LAWMAKERS, ESPECIALLY those living in states bordering Canada, have been pressing for the change for years, spurred in particular by senior citizens in their states who board buses to cross the border and buy cheaper drugs.
But the provision includes a measure that could prevent it from ever becoming law: It requires the secretary of health and human services to certify that the reimportation can be done safely.
A similar law is already on the books, but former HHS Secretary Donna Shalala would not certify that it could be done without risk to patients. Her successor, Tommy Thompson, said the same.
Our Government at work or should I say jerking us around.. Note the underlined sentences.
Lightwizard wrote:The constitution does not forbid social programs like Medicare -- I guess someone is getting free drugs off the street and taking them. Just what does one think "provide for the general welfare" means?
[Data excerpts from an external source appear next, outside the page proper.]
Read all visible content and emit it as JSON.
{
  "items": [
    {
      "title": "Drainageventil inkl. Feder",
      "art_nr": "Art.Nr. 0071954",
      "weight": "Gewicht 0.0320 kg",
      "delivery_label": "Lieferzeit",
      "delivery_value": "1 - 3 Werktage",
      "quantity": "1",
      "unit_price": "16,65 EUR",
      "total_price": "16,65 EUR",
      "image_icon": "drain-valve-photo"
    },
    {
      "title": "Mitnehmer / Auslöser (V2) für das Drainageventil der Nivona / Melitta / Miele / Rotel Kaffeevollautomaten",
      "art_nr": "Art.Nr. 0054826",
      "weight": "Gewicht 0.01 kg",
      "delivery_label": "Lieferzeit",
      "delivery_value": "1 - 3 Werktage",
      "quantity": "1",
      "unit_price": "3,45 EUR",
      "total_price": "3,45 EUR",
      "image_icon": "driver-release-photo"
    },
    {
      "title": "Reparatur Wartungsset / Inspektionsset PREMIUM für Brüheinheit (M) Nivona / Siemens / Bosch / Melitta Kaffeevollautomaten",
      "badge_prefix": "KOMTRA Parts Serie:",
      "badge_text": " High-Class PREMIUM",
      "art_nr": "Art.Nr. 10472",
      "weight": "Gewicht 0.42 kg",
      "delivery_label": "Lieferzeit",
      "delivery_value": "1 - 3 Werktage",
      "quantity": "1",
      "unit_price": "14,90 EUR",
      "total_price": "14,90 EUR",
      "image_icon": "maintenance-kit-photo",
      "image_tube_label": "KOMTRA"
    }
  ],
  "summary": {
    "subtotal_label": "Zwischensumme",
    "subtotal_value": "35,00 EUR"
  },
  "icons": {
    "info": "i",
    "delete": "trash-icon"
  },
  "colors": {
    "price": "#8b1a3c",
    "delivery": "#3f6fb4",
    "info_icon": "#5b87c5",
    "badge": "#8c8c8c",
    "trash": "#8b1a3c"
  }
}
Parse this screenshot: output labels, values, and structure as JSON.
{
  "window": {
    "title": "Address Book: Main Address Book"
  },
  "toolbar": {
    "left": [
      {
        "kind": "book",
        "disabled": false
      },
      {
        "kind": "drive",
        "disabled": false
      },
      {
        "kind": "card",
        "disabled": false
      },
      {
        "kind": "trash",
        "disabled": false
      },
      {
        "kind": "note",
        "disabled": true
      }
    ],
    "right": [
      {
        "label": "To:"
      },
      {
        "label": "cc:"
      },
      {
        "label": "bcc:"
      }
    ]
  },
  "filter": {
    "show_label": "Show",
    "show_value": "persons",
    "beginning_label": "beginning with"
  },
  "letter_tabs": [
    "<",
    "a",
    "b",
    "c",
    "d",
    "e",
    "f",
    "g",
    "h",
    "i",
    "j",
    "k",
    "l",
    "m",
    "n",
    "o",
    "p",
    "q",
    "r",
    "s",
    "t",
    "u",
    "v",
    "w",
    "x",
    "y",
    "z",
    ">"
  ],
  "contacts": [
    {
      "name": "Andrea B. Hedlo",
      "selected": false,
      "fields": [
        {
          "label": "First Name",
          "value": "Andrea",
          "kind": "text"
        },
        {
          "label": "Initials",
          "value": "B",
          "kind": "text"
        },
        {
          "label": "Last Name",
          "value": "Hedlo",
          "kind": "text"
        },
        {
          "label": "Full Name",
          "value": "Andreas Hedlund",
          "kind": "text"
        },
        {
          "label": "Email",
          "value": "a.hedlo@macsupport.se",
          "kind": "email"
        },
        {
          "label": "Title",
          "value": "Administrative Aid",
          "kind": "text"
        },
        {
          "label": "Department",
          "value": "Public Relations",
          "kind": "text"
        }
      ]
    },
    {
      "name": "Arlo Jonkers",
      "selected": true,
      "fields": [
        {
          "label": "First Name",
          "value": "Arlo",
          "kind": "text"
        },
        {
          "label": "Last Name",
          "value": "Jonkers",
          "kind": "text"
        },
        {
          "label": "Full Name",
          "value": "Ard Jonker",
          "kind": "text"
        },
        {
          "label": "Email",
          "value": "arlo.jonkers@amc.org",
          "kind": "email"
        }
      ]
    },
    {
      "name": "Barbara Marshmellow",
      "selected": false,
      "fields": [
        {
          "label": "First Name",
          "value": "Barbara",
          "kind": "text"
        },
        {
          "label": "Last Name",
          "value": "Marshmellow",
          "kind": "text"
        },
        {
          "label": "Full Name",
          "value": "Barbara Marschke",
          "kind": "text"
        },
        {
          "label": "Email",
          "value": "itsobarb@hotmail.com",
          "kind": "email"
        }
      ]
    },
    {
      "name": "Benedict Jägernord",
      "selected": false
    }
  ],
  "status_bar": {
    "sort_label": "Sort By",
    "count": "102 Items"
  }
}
If you had done your homework, you would know that the framers explained exactly what "provide for the general welfare" meant: that the powers with which the federal government was to do so were enumerated EXPLICITLY within the Constitution. It was absolutely and expressly not a catch-all for justifying any action the federal government decided it wanted to undertake.
Oh, and my
credentials?

I read... Things like the Constitution... Things like the Federalist Papers... You know, those documents the framers left us to tell us what they meant so we couldn't pretend we didn't know?
Can't argue with scrat (whom I think is a he). He's always right. No room for discussion. It's not adhering to a party line - it is an absolute conviction of rightness.
89% of those surveyed in AARP said they would rather stay with traditional medicare than go to an HMO. They trust medicare - they do not trust HMOs. And there are so many cases of privatization that make the point - the aviation industry, all the MVDs, ...
Scrat, The only problem is that our government seems to ignore those documents. c.i.
Scrat wrote:
Quote:If you had done your homework, you would know that the framers explained exactly what "provide for the general welfare" meant: that the powers with which the federal government was to do so were enumerated EXPLICITLY within the Constitution. It was absolutely and expressly not a catch-all for justifying any action the federal government decided it wanted to undertake.
That is incorrect! In fact, that is stunningly incorrect!